Um Diálogo com o Japão sobre Coisas, Robôs e outros Humanos.



A mundivisão japonesa difere da ocidental no que toca à compreensão do lugar dos humanos na realidade. Os outros seres vivos e mesmo os objectos inanimados merecem, na cultura japonesa, uma consideração que entronca com uma postura mais modesta acerca do lugar da humanidade no concerto dos seres. Em 2013, Porfírio Silva dedicou cinco meses como investigador visitante na Universidade de Tóquio a estudar a relevância dessa mundivisão na perspectiva das “sociedades artificiais”. Concretamente: num tempo em que há cada vez mais máquinas intercaladas nas relações sociais dos humanos (é o caso da proliferação de robôs), podemos recorrer ao pensamento japonês para compreender melhor como lidar com os desafios decorrentes desse fenómeno?

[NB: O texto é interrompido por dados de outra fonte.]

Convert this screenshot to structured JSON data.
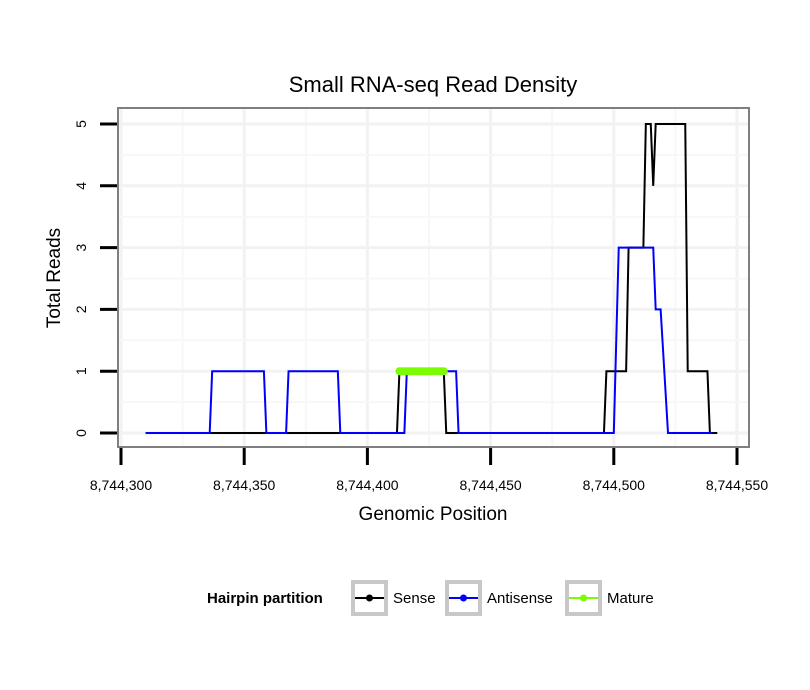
{
  "chart_data": {
    "type": "line",
    "title": "Small RNA-seq Read Density",
    "xlabel": "Genomic Position",
    "ylabel": "Total Reads",
    "xlim": [
      8744300,
      8744550
    ],
    "ylim": [
      -0.2,
      5.2
    ],
    "x_ticks": [
      8744300,
      8744350,
      8744400,
      8744450,
      8744500,
      8744550
    ],
    "x_tick_labels": [
      "8,744,300",
      "8,744,350",
      "8,744,400",
      "8,744,450",
      "8,744,500",
      "8,744,550"
    ],
    "y_ticks": [
      0,
      1,
      2,
      3,
      4,
      5
    ],
    "y_tick_labels": [
      "0",
      "1",
      "2",
      "3",
      "4",
      "5"
    ],
    "grid": true,
    "legend": {
      "title": "Hairpin partition",
      "placement": "bottom",
      "entries": [
        "Sense",
        "Antisense",
        "Mature"
      ]
    },
    "series": [
      {
        "name": "Sense",
        "color": "#000000",
        "x": [
          8744310,
          8744412,
          8744413,
          8744431,
          8744432,
          8744496,
          8744497,
          8744505,
          8744506,
          8744512,
          8744513,
          8744515,
          8744516,
          8744517,
          8744529,
          8744530,
          8744538,
          8744539,
          8744542
        ],
        "y": [
          0,
          0,
          1,
          1,
          0,
          0,
          1,
          1,
          3,
          3,
          5,
          5,
          4,
          5,
          5,
          1,
          1,
          0,
          0
        ]
      },
      {
        "name": "Antisense",
        "color": "#0000ff",
        "x": [
          8744310,
          8744336,
          8744337,
          8744358,
          8744359,
          8744367,
          8744368,
          8744388,
          8744389,
          8744415,
          8744416,
          8744436,
          8744437,
          8744500,
          8744502,
          8744516,
          8744517,
          8744519,
          8744522,
          8744540
        ],
        "y": [
          0,
          0,
          1,
          1,
          0,
          0,
          1,
          1,
          0,
          0,
          1,
          1,
          0,
          0,
          3,
          3,
          2,
          2,
          0,
          0
        ]
      },
      {
        "name": "Mature",
        "color": "#7cfc00",
        "x": [
          8744413,
          8744414,
          8744415,
          8744416,
          8744417,
          8744418,
          8744419,
          8744420,
          8744421,
          8744422,
          8744423,
          8744424,
          8744425,
          8744426,
          8744427,
          8744428,
          8744429,
          8744430,
          8744431
        ],
        "y": [
          1,
          1,
          1,
          1,
          1,
          1,
          1,
          1,
          1,
          1,
          1,
          1,
          1,
          1,
          1,
          1,
          1,
          1,
          1
        ]
      }
    ]
  }
}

Nesta conferência apresentam-se alguns dos resultados desta investigação. Serão apresentados e discutidos, em primeiro lugar, alguns exemplos de robótica humanóide japonesa, seguindo-se a construção do diálogo possível entre um filósofo japonês e um ocidental sobre as relações entre sujeitos e objectos no mundo dos humanos.